The authorities often respond with heavy-handedness: rounding up activists and crushing independent labour groups. But in areas, they have also started to give state-controlled unions more ability to put pressure on management. Officials, usually in cahoots with factory bosses, are beginning to discover a requirement to placate workers, too.
Independent unions are banned in China. Labour organisations have to be affiliated with the state-controlled All-China Federation of Trade Unions (ACFTU), whose constitution describes the working class as “the leading class of China” but which generally sides with management. In recent years, officials have stepped up efforts to unionise workforces, specially in privately run factories where they fear not enough unions might encourage independent ones to grow. But official unions have largely refrained from baring any teeth.
New regulations inside the southern province of Guangdong, house to a lot of China’s labour-intensive manufacturing and many of its strikes (see map), might start to change that. They codify the right of workers to take part in collective bargaining; that is certainly, to negotiate their relation to employment through representatives who speak for those employees. The principles use the term “collective consultation”, which in Chinese sounds less confrontational in comparison to the usual term. But, on paper at the very least, they offer the official unions greater capacity to initiate negotiations with management rather than, as in the past, confining themselves largely to organising leisure activities and hoping that workers stay docile.
Meng Han, labor strike security companies in Guangzhou, the provincial capital, might have welcomed a far more proactive approach by official-union leaders. He was released this past year after nine months in jail for taking matters into their own hands and leading a protest in demand of higher wages. “China’s unions do not are part of the workers,” Mr Meng complains. The latest rules is needed satisfy his main demand, that workers like him who happen to be hired on short-term contracts through employment agencies must be paid similar to permanent staff (they commonly are paid much less). The regulations say there ought to be “equal pay money for equal work”.
Guangdong’s aim is just not to embolden workers, but to keep their grievances from erupting into open protest that may turn up against the government. Huang Qiaoyan of Zhongshan University in Guangzhou says businesses in Hong Kong, which control many of Guangdong’s factories, opposed the newest rules, fearing they would result in even higher labour costs. Wages happen to be rising fast, partly because of a shortage of migrant labour. However the government is less inclined than it once was to heed such concerns. It really has been raising minimum-wage levels, among its aims being to upgrade Guangdong’s industry by pushing out low-end, polluting factories. The brand new rules might help make this happen too.

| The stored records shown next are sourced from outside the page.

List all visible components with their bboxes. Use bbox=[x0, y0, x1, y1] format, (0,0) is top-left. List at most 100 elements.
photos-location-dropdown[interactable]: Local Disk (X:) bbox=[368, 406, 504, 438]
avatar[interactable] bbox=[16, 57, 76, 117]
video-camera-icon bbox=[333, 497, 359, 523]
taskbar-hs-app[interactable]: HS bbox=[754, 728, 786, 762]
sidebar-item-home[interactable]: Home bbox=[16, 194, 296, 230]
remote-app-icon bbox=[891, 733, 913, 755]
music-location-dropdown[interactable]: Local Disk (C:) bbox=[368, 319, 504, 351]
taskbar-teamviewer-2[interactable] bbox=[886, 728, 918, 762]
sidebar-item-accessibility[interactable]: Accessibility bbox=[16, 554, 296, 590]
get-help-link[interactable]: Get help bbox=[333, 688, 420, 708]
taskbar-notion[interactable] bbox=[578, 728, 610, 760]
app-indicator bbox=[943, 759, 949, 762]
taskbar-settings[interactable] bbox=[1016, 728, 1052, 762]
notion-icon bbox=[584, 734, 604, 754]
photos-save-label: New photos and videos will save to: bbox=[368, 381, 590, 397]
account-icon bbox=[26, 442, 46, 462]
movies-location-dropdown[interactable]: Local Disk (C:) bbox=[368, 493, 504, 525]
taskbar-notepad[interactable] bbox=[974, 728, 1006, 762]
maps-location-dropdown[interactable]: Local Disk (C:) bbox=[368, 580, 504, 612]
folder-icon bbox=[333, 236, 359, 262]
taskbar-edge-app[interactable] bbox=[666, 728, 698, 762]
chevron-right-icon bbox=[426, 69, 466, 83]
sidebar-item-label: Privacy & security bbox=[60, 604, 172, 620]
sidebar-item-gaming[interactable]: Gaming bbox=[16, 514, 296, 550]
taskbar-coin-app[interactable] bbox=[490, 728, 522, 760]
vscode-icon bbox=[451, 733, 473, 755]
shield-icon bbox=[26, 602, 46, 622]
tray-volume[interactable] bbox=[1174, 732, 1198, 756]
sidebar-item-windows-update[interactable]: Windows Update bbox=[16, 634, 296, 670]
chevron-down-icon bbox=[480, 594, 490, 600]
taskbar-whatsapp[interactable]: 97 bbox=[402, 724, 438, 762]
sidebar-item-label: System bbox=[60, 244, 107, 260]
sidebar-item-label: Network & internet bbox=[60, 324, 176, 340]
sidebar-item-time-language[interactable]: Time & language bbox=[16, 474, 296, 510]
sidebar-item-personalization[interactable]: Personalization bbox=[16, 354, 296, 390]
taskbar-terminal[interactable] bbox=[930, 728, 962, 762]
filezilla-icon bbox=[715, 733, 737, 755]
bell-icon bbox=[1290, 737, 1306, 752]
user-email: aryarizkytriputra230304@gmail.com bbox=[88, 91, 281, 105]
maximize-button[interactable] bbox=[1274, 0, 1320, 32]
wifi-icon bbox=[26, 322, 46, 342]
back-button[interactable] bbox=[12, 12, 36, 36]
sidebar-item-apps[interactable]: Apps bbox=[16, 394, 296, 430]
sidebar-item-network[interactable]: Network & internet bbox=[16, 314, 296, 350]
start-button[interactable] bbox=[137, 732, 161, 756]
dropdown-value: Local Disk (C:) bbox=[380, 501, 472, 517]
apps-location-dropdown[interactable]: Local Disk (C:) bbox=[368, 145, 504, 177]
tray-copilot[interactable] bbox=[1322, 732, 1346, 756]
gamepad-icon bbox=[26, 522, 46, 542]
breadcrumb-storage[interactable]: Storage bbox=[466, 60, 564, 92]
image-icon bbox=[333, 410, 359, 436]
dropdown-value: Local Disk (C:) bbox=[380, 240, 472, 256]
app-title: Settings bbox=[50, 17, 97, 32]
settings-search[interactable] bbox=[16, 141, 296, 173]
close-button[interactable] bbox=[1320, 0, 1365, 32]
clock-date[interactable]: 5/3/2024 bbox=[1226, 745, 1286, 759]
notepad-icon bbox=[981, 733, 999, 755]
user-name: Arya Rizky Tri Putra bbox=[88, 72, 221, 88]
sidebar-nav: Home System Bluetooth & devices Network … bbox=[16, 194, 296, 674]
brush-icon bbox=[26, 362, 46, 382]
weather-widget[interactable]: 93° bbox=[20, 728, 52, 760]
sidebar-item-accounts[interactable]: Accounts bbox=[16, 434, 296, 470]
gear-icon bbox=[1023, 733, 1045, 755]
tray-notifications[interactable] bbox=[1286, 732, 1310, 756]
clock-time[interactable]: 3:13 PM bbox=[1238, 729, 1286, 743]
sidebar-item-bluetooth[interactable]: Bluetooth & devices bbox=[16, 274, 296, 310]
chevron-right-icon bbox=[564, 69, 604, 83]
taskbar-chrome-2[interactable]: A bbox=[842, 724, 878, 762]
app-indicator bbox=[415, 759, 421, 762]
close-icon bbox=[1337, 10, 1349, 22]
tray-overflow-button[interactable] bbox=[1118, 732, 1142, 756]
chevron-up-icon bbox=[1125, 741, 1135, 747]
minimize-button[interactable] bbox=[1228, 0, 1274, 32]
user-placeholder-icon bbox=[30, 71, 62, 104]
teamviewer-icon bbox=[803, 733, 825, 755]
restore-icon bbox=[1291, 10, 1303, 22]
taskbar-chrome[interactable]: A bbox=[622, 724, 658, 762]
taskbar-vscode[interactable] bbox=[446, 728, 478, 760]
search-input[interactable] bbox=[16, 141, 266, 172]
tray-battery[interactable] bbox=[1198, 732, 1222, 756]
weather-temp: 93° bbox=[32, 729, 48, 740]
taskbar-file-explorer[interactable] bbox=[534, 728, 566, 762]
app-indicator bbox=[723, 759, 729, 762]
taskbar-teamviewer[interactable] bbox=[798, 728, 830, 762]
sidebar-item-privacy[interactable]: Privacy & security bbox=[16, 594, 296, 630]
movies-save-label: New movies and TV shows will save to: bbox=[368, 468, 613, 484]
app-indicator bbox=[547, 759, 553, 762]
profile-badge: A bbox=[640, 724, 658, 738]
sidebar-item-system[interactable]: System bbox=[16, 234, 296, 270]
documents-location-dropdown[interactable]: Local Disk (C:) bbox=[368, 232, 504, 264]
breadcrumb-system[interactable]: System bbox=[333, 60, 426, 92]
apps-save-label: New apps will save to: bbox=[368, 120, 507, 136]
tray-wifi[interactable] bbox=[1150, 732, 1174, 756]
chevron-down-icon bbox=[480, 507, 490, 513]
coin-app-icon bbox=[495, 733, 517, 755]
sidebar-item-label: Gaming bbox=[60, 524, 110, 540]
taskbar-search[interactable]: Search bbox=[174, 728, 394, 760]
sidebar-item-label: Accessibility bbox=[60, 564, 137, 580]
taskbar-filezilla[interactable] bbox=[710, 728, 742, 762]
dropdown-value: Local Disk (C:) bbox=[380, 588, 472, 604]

Employers have won some concessions. Drafters in the new rules dropped provisions which could have fined companies for resisting workers’ efforts to bargain collectively and which could have banned the firing of employees for work stoppages resulting from management’s refusal to negotiate with workers’ representatives. The regulations require over fifty percent of your company’s workers to support collective-bargaining before such action can start. Drafts had called for thresholds of just one-third or less.
The regulations effectively shut the doorway to the type of spontaneously-formed sets of workers which have often taken the lead in Guangdong’s strikes. Employees must channel str1ke requests for consultation through unions beneath the ACFTU.
But by taking on greater responsibility for handling disputes, the ACFTU is additionally taking up greater risk, says Aaron Halegua newest York University. He believes workers are likely to step up pressure on the official unions to represent them better; when they fail, workers could turn on the unions in addition to factory bosses. The latest rules stop far lacking permitting strikes, but Mr Meng, the security guard, sees a hint of change. Not long ago, he says, lots of people were afraid even to mention the word. “Now it really is used all the time. So that is a few progress.”